Monday, March 3, 2014

Cold and lonely

12 degrees outside. My peek at the outdoors while letting Demeter outside shows some light snow. Dreading the thought of getting out in order to drag the trash can to the curb. I did step out to toss ice melt on the steps and sidewalks.

Two rooms closed off, blankets over exterior and unused doors, three stove burners on, clothes dryer on and vented indoors, one space heater. All of that, plus the furnace running full blast gets the indoor temp up to almost seventy degrees.

I'm bundled up, including a pair of socks that make my feet look as though they're in a pair of clown shoes. Still cold. Not looking forward to the first heating bill in the mail. I'm betting it will be a monster.

Then again, I'm a hedonist, pure and simple. Being warm makes me happy and content. So, if it takes a big heating bill to keep me happy, so be it.

Actually, could only get the house above seventy for a brief time. It's been hovering around sixty four to sixty eight degrees in here. I'm grateful it's this warm indoors.

Playing movies my brother-in-law brought me this week. So far, I've watched Pometheus, Up, Dredd, Oz The Great And Powerful, Escape From Planet Earth, and now have  Spider-Man in. He brought a huge variety. I put in Chicago last night, just to hear the show tunes. Too much worshipping the square god, as my sister-in-law refers to watching television. 

Sleeting hard today. One of my relatives stopped by with a space heater. Now, I don't need to rely on stove burners to keep pipes from bursting.

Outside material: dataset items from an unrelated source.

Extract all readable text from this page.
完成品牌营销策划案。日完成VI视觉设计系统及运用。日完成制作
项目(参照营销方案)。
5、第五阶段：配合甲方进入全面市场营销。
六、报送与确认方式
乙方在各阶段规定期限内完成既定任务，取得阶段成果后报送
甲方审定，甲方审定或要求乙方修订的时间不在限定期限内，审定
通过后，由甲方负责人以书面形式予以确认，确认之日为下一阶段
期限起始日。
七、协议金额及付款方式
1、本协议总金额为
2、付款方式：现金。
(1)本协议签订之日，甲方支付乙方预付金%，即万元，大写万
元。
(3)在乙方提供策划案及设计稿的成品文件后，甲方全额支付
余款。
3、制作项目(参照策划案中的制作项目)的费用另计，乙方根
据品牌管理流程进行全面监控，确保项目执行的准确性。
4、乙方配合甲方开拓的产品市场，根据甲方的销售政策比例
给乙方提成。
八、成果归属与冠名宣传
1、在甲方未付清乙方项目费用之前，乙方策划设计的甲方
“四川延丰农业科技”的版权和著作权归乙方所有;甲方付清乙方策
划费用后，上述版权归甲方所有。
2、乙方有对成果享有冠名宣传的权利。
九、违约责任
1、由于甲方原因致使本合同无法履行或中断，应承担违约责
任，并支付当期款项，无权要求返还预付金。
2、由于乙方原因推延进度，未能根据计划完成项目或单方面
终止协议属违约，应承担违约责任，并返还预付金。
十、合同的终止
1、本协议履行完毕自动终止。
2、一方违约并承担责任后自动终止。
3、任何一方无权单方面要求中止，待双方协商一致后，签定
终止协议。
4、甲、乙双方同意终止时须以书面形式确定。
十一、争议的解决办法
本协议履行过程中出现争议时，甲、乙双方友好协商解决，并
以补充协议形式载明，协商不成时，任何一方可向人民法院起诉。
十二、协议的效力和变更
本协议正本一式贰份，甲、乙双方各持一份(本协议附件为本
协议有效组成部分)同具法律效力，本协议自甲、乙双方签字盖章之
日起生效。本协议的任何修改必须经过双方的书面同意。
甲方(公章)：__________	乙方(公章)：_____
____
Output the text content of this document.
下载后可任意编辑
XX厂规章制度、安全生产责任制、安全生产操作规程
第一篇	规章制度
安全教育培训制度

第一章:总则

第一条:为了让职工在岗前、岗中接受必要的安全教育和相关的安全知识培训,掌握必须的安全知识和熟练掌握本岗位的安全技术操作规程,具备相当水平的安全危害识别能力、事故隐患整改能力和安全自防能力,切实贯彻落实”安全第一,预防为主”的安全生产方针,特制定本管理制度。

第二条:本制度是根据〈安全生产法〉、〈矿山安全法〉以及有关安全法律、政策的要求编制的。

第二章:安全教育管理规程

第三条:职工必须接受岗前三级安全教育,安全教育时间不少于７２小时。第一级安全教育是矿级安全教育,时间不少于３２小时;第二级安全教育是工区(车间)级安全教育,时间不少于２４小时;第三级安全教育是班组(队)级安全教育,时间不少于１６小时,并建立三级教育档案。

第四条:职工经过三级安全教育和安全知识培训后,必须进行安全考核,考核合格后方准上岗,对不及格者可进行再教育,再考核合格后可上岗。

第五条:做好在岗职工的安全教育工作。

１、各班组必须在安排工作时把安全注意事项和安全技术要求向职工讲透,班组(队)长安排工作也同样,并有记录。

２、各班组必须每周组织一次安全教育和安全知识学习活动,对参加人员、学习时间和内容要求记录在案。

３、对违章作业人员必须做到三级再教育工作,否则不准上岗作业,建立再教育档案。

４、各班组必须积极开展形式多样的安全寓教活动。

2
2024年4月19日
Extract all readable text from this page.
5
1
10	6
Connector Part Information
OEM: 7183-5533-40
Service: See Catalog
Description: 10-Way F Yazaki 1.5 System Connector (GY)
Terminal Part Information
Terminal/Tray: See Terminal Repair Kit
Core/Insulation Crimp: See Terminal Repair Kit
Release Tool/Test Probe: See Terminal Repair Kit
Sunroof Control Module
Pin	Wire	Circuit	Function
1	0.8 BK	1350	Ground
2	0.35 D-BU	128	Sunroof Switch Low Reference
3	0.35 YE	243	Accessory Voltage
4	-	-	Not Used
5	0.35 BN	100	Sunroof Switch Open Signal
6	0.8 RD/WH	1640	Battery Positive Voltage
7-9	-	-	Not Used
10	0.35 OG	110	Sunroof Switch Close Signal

Things I did not have to worry about when I lived with a husband. Being warm was one. It's lonely here, in a way that I never thought I never would be. Demeter is here. She's been my companion for six years. Cannot imagine life without her.

 I miss my husband. I miss our cat, Layla, too. I miss hearing her lick my husband's chin at night as he slept. I miss hearing his voice, his companionship. Knowing he's in the next room at his desk when he's home. I miss having someone close by. 

It's quiet here. I play music to block the lack of noise. After years of parkway sounds,  hearing sirens and air traffic, it's quiet. During the day, there are birds singing. At night, I know I'm in quiet place. An occasional auto is all which can be heard through the walls.